Nicole, now a post-tropical cyclone, is finally losing its tropical cyclone characteristics as it merges with a frontal system over the cold waters of the North Atlantic, the National Hurricane Center (NHC) reports. The swells from the system are still expected to affect the US east coast, Atlantic Canada, Bermuda, the Bahamas, the Greater Antilles, the Leeward Islands, and the Azores for the next few days, and will likely reach Europe and the northwest coast of Africa. Dangerous surf conditions and rip currents are likely. Nicole's remnants are expected to reach Greenland and Iceland late October 19, 2016, bringing hurricane-force winds and driving snow.
Nicole formed as a tropical storm on October 4, 2016, about 800 km (500 miles) northeast of Puerto Rico and strengthened into a hurricane by October 6. The system peaked as a Category 2 hurricane, with 168.9 km/h (105 mph) winds, a few hours later. After lashing Bermuda, the system set to travel further north over the North Atlantic.
According to Philip Klotzbach, a meteorologist at CSU, specializing in Atlantic basin seasonal hurricane forecast, Nicole has now been a named storm for 13.75 days, which is the longest-lived Atlantic named storm forming after October 1 since 1906.

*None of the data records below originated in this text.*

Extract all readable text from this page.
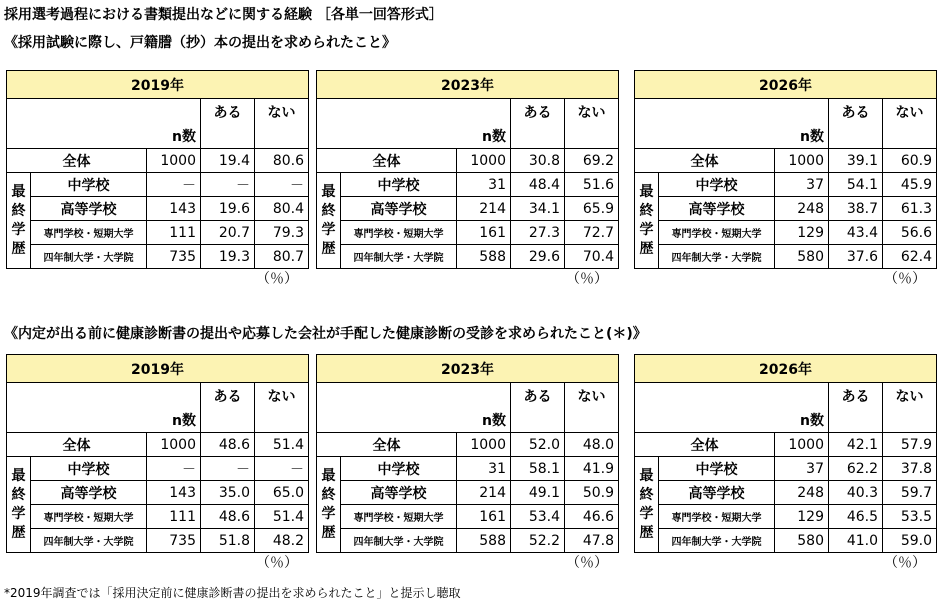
採用選考過程における書類提出などに関する経験 ［各単一回答形式］
《採用試験に際し、戸籍謄（抄）本の提出を求められたこと》
《内定が出る前に健康診断書の提出や応募した会社が手配した健康診断の受診を求められたこと(＊)》
*2019年調査では「採用決定前に健康診断書の提出を求められたこと」と提示し聴取
2019年				
		n数	ある	ない
全体		1000	19.4	80.6
最終学歴	中学校	－	－	－
	高等学校	143	19.6	80.4
	専門学校・短期大学	111	20.7	79.3
	四年制大学・大学院	735	19.3	80.7
（％）
2023年				
		n数	ある	ない
全体		1000	30.8	69.2
最終学歴	中学校	31	48.4	51.6
	高等学校	214	34.1	65.9
	専門学校・短期大学	161	27.3	72.7
	四年制大学・大学院	588	29.6	70.4
（％）
2026年				
		n数	ある	ない
全体		1000	39.1	60.9
最終学歴	中学校	37	54.1	45.9
	高等学校	248	38.7	61.3
	専門学校・短期大学	129	43.4	56.6
	四年制大学・大学院	580	37.6	62.4
（％）
2019年				
		n数	ある	ない
全体		1000	48.6	51.4
最終学歴	中学校	－	－	－
	高等学校	143	35.0	65.0
	専門学校・短期大学	111	48.6	51.4
	四年制大学・大学院	735	51.8	48.2
（％）
2023年				
		n数	ある	ない
全体		1000	52.0	48.0
最終学歴	中学校	31	58.1	41.9
	高等学校	214	49.1	50.9
	専門学校・短期大学	161	53.4	46.6
	四年制大学・大学院	588	52.2	47.8
（％）
2026年				
		n数	ある	ない
全体		1000	42.1	57.9
最終学歴	中学校	37	62.2	37.8
	高等学校	248	40.3	59.7
	専門学校・短期大学	129	46.5	53.5
	四年制大学・大学院	580	41.0	59.0
（％）
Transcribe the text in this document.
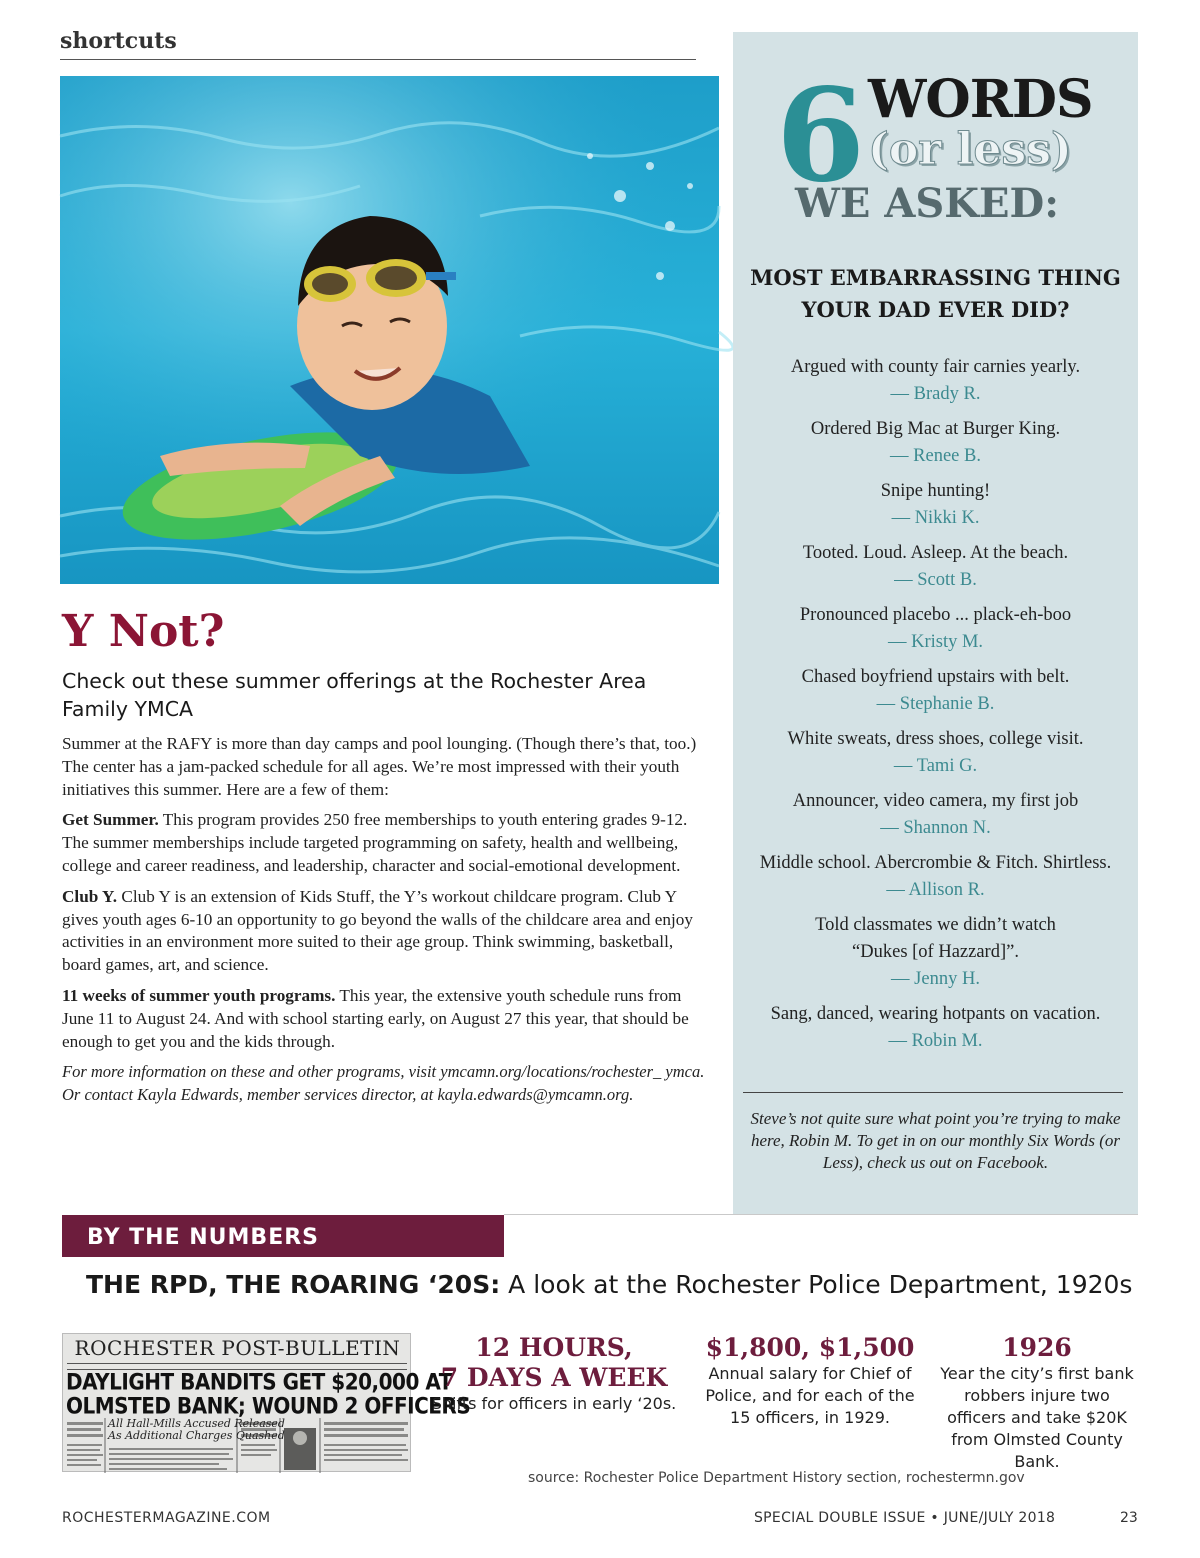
shortcuts
6 WORDS
(or less)
WE ASKED:
MOST EMBARRASSING THING
YOUR DAD EVER DID?
Argued with county fair carnies yearly.
— Brady R.
Ordered Big Mac at Burger King.
— Renee B.
Snipe hunting!
— Nikki K.
Tooted. Loud. Asleep. At the beach.
— Scott B.
Pronounced placebo ... plack-eh-boo
— Kristy M.
Chased boyfriend upstairs with belt.
— Stephanie B.
White sweats, dress shoes, college visit.
— Tami G.
Announcer, video camera, my first job
— Shannon N.
Middle school. Abercrombie & Fitch. Shirtless.
— Allison R.
Told classmates we didn’t watch
“Dukes [of Hazzard]”.
— Jenny H.
Sang, danced, wearing hotpants on vacation.
— Robin M.
Steve’s not quite sure what point you’re trying to make here, Robin M. To get in on our monthly Six Words (or Less), check us out on Facebook.
Y Not?
Check out these summer offerings at the Rochester Area Family YMCA

Summer at the RAFY is more than day camps and pool lounging. (Though there’s that, too.) The center has a jam-packed schedule for all ages. We’re most impressed with their youth initiatives this summer. Here are a few of them:

Get Summer. This program provides 250 free memberships to youth entering grades 9-12. The summer memberships include targeted programming on safety, health and wellbeing, college and career readiness, and leadership, character and social-emotional development.

Club Y. Club Y is an extension of Kids Stuff, the Y’s workout childcare program. Club Y gives youth ages 6-10 an opportunity to go beyond the walls of the childcare area and enjoy activities in an environment more suited to their age group. Think swimming, basketball, board games, art, and science.

11 weeks of summer youth programs. This year, the extensive youth schedule runs from June 11 to August 24. And with school starting early, on August 27 this year, that should be enough to get you and the kids through.

For more information on these and other programs, visit ymcamn.org/locations/rochester_ ymca. Or contact Kayla Edwards, member services director, at kayla.edwards@ymcamn.org.

BY THE NUMBERS
THE RPD, THE ROARING ‘20S: A look at the Rochester Police Department, 1920s
ROCHESTER POST-BULLETIN
DAYLIGHT BANDITS GET $20,000 AT
OLMSTED BANK; WOUND 2 OFFICERS
All Hall-Mills Accused Released
As Additional Charges Quashed
12 HOURS,
7 DAYS A WEEK
Shifts for officers in early ‘20s.
$1,800, $1,500
Annual salary for Chief of Police, and for each of the 15 officers, in 1929.
1926
Year the city’s first bank robbers injure two officers and take $20K from Olmsted County Bank.
source: Rochester Police Department History section, rochestermn.gov
ROCHESTERMAGAZINE.COM	SPECIAL DOUBLE ISSUE • JUNE/JULY 2018	23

Nicole was located about 1 030 km (640 miles) east of Cape Race, Newfoundland, and moving toward the north-northeast at about 50 km/h (31 mph) on October 18 at 09:00 UTC, according to the NHC. The system was packing maximum sustained winds of 100 km/h (65 mph) and gusts up to 120.4 km/h (74.8 mph) while its minimum central pressure was estimated at 969 hPa. The winds of tropical force extend up to 555 km (345 miles) away from the center.

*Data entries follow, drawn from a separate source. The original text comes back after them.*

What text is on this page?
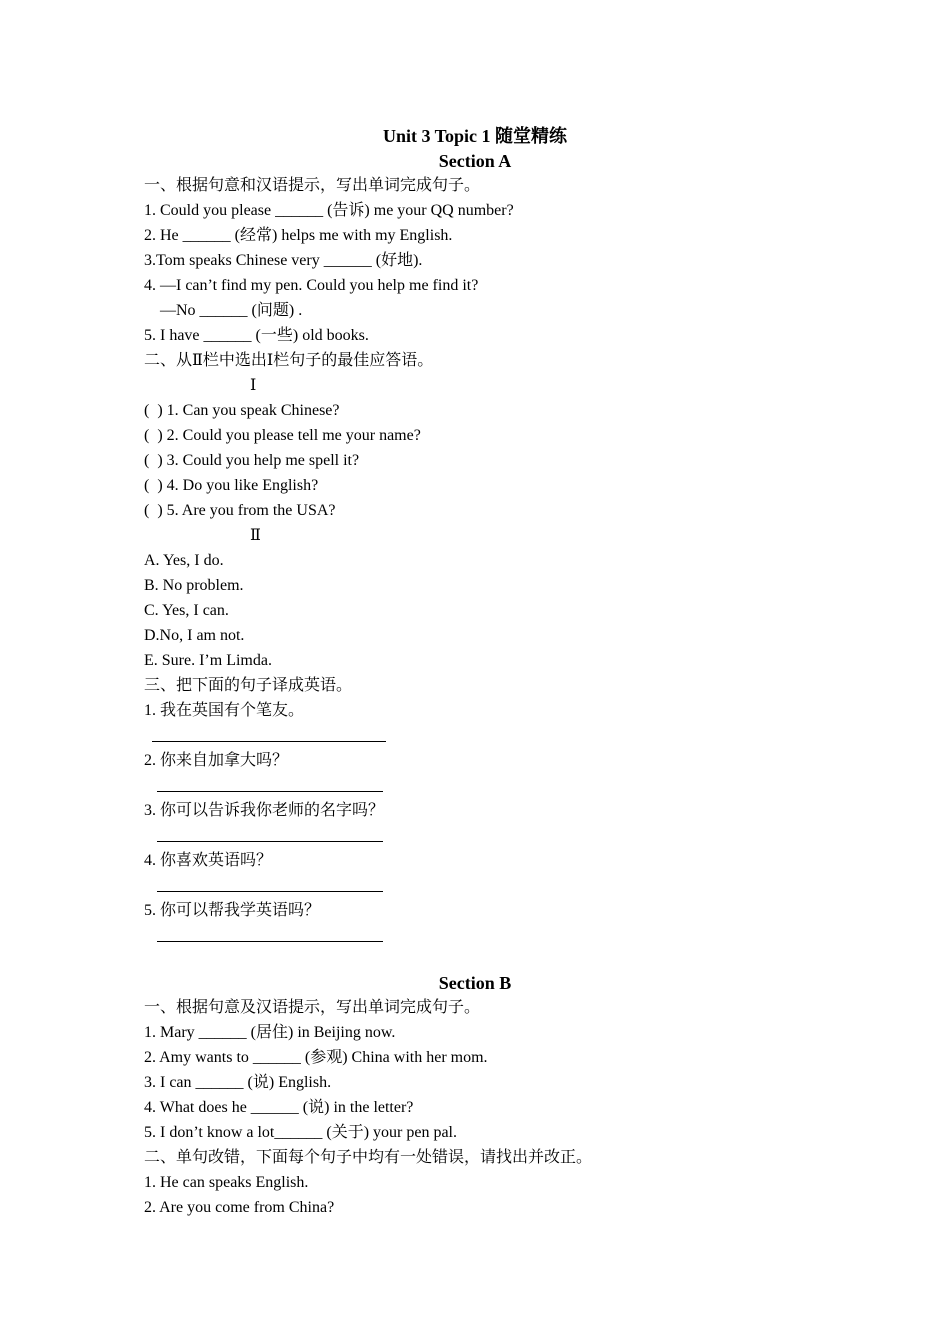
Unit 3 Topic 1 随堂精练
Section A
一、根据句意和汉语提示，写出单词完成句子。
1. Could you please ______ (告诉) me your QQ number?
2. He ______ (经常) helps me with my English.
3.Tom speaks Chinese very ______ (好地).
4. —I can’t find my pen. Could you help me find it?
—No ______ (问题) .
5. I have ______ (一些) old books.
二、从Ⅱ栏中选出Ⅰ栏句子的最佳应答语。
Ⅰ
(  ) 1. Can you speak Chinese?
(  ) 2. Could you please tell me your name?
(  ) 3. Could you help me spell it?
(  ) 4. Do you like English?
(  ) 5. Are you from the USA?
Ⅱ
A. Yes, I do.
B. No problem.
C. Yes, I can.
D.No, I am not.
E. Sure. I’m Limda.
三、把下面的句子译成英语。
1. 我在英国有个笔友。
2. 你来自加拿大吗？
3. 你可以告诉我你老师的名字吗？
4. 你喜欢英语吗？
5. 你可以帮我学英语吗？
Section B
一、根据句意及汉语提示，写出单词完成句子。
1. Mary ______ (居住) in Beijing now.
2. Amy wants to ______ (参观) China with her mom.
3. I can ______ (说) English.
4. What does he ______ (说) in the letter?
5. I don’t know a lot______ (关于) your pen pal.
二、单句改错，下面每个句子中均有一处错误，请找出并改正。
1. He can speaks English.
2. Are you come from China?
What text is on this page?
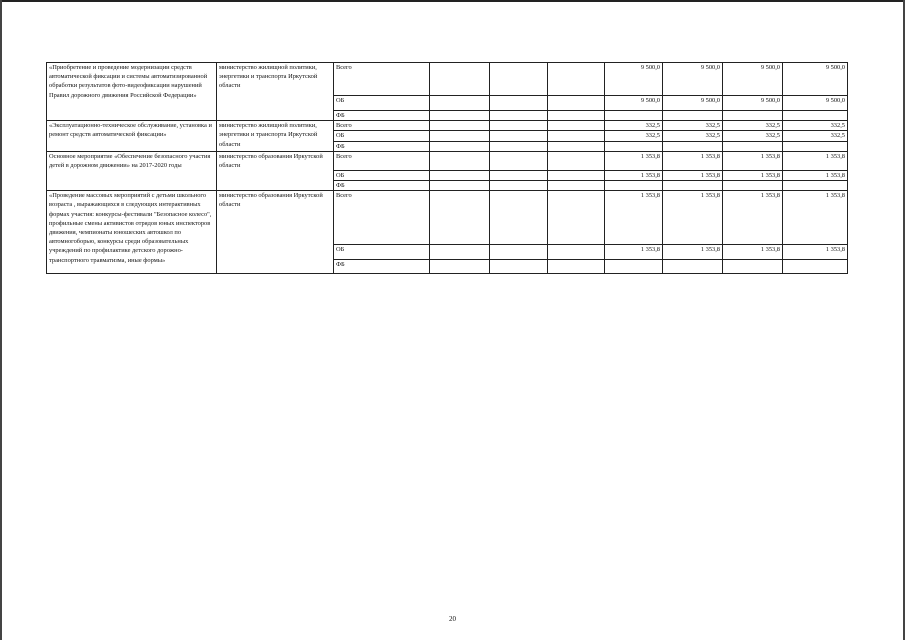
«Приобретение и проведение модернизации средств автоматической фиксации и системы автоматизированной обработки результатов фото-видеофиксации нарушений Правил дорожного движения Российской Федерации»	министерство жилищной политики, энергетики и транспорта Иркутской области	Всего				9 500,0	9 500,0	9 500,0	9 500,0
		ОБ				9 500,0	9 500,0	9 500,0	9 500,0
		ФБ							
«Эксплуатационно-техническое обслуживание, установка и ремонт средств автоматической фиксации»	министерство жилищной политики, энергетики и транспорта Иркутской области	Всего				332,5	332,5	332,5	332,5
		ОБ				332,5	332,5	332,5	332,5
		ФБ							
Основное мероприятие «Обеспечение безопасного участия детей в дорожном движении» на 2017-2020 годы	министерство образования Иркутской области	Всего				1 353,8	1 353,8	1 353,8	1 353,8
		ОБ				1 353,8	1 353,8	1 353,8	1 353,8
		ФБ							
«Проведение массовых мероприятий с детьми школьного возраста , выражающихся в следующих интерактивных формах участия: конкурсы-фестивали "Безопасное колесо", профильные смены активистов отрядов юных инспекторов движения, чемпионаты юношеских автошкол по автомногоборью, конкурсы среди образовательных учреждений по профилактике детского дорожно-транспортного травматизма, иные формы»	министерство образования Иркутской области	Всего				1 353,8	1 353,8	1 353,8	1 353,8
		ОБ				1 353,8	1 353,8	1 353,8	1 353,8
		ФБ							
20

The general motion of the system is expected to continue through the night of October 19, and little change in strength is forecast before the post-tropical cyclone is absorbed by another low pressure area during the night of October 19 or 20.
Nicole will complete its extratropical transition over the next 12 hours, and continue as a vigorous extratropical storm through the next 36 hours, before getting absorbed by the other extratropical low.
Post-tropical cyclone Nicole 24-hour forecast track. Image credit: NWS/NOAA/NHC
5-day Tropical Storm Force Wind Speed Probabilities, October 18 to October 23, 2016. Image credit: NOAA/NWS/NHC
Nicole (15L) - full track with Suomi NPP satellite image on Google Earth - October 17, 2016. Credit: NASA/NOAA/DoD Suomi NPP/VIIRS, Google
Large swells generated by Nicole will continue affecting the US east coast, the coast of Atlantic Canada, Bermuda, the Bahamas, the Greater Antilles, the Leeward Islands, and the Azores over the next couple of days. NHC warns the dangerous surf conditions and rip currents should be expected.
The swells from Nicole will also likely reach Europe and the African northwest coast over the next day or two.
Nicole's remnants are expected to reach Greenland and Iceland late October 19, bringing hurricane-force winds and driving snow.